What’s this “My President” silliness?

Tuesday, November 4th, 2008

Roger Kimball is over at PM is quoting Andrew McCarthy trying to separate himself from those who would “tear down the country…” to which I responded:

Your post is correctly conditional, but I’d make it more so. I have no intention to tear down the country, but perceive that Obama plans to do just that. If Obama wins by 10 points, then we should indeed become the loyal opposition. But if he wins only by one or two, then there will be undeniable questions about his legitimacy. Without a “clean” result, amid such obvious election fraud and intimidation, how can we lose gracefully? I just hope McCain is willing to put up a fighter’s fight for America to make the election legitimate.

But why don”t we go even further? How do we demand a fair accounting?

ACORN has been front and center in the news (at least the right-leaning news) this season. I also read that people are using absentee ballots to vote twice. And black panthers are intimidating people with billy clubs. Winning has evidently become so important that it doesn’t matter how the game is played.

We can’t accept it. We can’t concede. The cheating has to stop. It has to be fair. And that has to start with laws that are enforced. And real journalism.

The only thing worse is that the cheater in this game is going to get a shiny new set of guns to come after what is ours. And they will because all their promises say they have to. Since liberty is so dangerous, they plan to round it up and put it in a corral.

Crisis Managed for Gain

Tuesday, November 4th, 2008

Do you want Obama to be elected?

What better way than to make the economy look worse just before the election. Does that sound pretty cynical? Note how we have a finance committee led by democrats. These guys, we’ll assume, know something about finance. They would know, for instance, that large government expenditures on all sorts of projects are simply a future drain on investment and consumption. (Y=G+I+C)

The larger each proposal gets, the more the market adjusts downward to compensate for the recognition that investment capital (and consumption) will be reduced or displaced in the future.
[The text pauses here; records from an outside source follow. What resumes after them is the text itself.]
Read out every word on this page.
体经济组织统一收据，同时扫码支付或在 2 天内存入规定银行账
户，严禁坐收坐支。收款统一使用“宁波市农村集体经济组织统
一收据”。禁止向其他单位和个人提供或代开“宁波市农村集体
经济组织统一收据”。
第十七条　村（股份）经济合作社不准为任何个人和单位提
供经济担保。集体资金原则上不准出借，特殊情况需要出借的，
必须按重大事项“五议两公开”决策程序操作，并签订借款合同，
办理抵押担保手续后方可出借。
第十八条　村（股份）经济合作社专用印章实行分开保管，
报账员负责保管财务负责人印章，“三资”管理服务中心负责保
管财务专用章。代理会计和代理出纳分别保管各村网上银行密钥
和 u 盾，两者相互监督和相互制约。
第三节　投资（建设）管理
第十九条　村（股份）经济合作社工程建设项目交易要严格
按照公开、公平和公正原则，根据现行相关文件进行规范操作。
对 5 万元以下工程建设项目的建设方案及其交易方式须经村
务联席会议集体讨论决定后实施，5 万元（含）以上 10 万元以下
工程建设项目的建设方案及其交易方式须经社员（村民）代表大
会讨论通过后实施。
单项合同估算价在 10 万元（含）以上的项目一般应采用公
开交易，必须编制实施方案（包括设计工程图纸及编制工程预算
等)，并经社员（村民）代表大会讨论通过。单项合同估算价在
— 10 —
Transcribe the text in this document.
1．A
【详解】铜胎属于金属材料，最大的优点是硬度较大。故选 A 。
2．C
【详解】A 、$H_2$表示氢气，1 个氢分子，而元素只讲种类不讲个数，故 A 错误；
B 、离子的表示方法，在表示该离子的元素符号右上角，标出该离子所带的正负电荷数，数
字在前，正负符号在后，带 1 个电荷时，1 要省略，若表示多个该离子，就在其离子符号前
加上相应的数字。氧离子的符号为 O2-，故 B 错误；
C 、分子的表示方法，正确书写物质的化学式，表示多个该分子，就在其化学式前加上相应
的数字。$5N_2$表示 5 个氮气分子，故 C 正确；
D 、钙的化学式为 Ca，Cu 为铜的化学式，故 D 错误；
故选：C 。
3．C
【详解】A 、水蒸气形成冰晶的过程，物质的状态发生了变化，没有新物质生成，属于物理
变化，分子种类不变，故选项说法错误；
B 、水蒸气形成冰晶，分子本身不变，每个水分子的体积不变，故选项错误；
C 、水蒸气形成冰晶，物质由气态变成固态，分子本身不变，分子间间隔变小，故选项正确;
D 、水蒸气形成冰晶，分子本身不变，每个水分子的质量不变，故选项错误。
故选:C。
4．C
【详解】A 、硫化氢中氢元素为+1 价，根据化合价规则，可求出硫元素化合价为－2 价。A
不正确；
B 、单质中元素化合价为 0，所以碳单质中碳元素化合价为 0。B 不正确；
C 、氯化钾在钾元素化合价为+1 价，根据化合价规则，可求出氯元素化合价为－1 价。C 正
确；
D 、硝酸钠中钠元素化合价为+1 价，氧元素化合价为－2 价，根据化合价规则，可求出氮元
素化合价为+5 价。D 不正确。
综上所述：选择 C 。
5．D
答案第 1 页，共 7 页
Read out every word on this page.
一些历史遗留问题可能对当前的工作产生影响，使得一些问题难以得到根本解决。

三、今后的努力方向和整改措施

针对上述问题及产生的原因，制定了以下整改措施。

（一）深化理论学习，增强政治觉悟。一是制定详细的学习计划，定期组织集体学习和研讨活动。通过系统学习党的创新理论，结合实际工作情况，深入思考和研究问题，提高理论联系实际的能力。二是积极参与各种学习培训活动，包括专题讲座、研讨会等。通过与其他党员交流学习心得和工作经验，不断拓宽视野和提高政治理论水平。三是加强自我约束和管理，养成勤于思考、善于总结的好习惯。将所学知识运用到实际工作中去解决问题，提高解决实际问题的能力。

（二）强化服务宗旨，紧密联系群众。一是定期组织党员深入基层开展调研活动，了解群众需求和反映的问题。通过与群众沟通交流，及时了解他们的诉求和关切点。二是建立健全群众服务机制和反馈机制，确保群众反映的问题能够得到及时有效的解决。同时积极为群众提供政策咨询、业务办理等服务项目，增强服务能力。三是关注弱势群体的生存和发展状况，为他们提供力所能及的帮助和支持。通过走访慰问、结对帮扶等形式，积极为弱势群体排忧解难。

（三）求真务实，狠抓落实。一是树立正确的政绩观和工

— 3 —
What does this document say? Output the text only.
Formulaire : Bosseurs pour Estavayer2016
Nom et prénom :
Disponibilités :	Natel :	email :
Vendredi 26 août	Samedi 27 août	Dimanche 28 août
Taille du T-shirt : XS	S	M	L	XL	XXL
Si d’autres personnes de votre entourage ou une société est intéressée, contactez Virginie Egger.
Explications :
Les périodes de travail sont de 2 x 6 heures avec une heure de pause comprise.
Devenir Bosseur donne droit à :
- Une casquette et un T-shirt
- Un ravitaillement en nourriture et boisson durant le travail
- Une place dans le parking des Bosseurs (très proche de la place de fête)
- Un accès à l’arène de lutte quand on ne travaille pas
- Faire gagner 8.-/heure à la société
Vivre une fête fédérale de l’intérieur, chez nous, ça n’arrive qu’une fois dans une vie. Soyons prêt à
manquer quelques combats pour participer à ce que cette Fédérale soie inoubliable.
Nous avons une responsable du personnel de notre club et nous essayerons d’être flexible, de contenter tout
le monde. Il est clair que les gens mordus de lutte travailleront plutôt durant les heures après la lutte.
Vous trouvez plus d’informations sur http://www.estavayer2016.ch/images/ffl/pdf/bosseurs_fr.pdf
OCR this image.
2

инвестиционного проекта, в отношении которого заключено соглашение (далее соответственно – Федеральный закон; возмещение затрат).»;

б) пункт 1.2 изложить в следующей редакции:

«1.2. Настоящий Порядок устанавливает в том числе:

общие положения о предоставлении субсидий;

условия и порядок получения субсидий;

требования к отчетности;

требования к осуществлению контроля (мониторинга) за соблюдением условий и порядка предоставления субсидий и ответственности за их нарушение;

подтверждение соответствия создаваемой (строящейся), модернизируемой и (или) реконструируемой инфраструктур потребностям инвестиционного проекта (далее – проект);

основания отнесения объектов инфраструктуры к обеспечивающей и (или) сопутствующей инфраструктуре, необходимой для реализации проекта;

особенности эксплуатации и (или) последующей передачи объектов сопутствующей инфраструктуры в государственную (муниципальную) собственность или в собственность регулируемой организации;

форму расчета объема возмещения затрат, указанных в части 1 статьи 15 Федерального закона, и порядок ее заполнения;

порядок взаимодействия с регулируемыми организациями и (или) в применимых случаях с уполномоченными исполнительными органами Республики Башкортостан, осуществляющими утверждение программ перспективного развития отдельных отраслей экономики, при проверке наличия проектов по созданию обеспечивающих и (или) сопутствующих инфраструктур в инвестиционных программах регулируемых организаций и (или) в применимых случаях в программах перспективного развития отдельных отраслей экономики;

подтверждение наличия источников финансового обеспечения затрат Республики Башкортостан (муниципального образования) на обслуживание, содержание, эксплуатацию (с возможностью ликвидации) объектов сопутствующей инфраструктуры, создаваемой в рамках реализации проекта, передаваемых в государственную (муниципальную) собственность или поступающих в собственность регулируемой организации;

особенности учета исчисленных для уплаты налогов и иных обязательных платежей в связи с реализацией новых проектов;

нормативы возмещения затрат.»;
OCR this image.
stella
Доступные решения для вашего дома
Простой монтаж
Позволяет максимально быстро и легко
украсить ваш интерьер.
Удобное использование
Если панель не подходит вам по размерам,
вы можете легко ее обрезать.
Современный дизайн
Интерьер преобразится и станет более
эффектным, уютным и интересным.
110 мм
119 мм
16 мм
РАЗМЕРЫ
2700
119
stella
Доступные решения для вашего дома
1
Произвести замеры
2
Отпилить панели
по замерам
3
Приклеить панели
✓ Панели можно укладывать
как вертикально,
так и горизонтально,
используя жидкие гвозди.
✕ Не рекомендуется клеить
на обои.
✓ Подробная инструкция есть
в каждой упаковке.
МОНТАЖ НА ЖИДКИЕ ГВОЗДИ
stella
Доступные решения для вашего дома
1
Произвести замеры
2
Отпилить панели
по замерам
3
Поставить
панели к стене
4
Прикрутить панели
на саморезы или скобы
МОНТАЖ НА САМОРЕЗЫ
So the democrats continue to promote and pass expensive pork laden legislation in the name of crisis rescue, making certain the market reacts in a way that discourages people at the polls, while Obama blames it on the bad economic policies of the last eight years.

You go!

Wherefore art thou, Liberty?

Friday, October 31st, 2008

I have every hope invested in liberty, for me and everyone else.

But unfortunately liberty appears to have become a bad word, and the intellectual and political class has succeeded in attributing all society”s problems to it, when the problems have really arisen in its absence.

The embrace of liberty as a socially organizing imperative was cast aside long ago, and I will work for its return to ascendancy in my lifetime.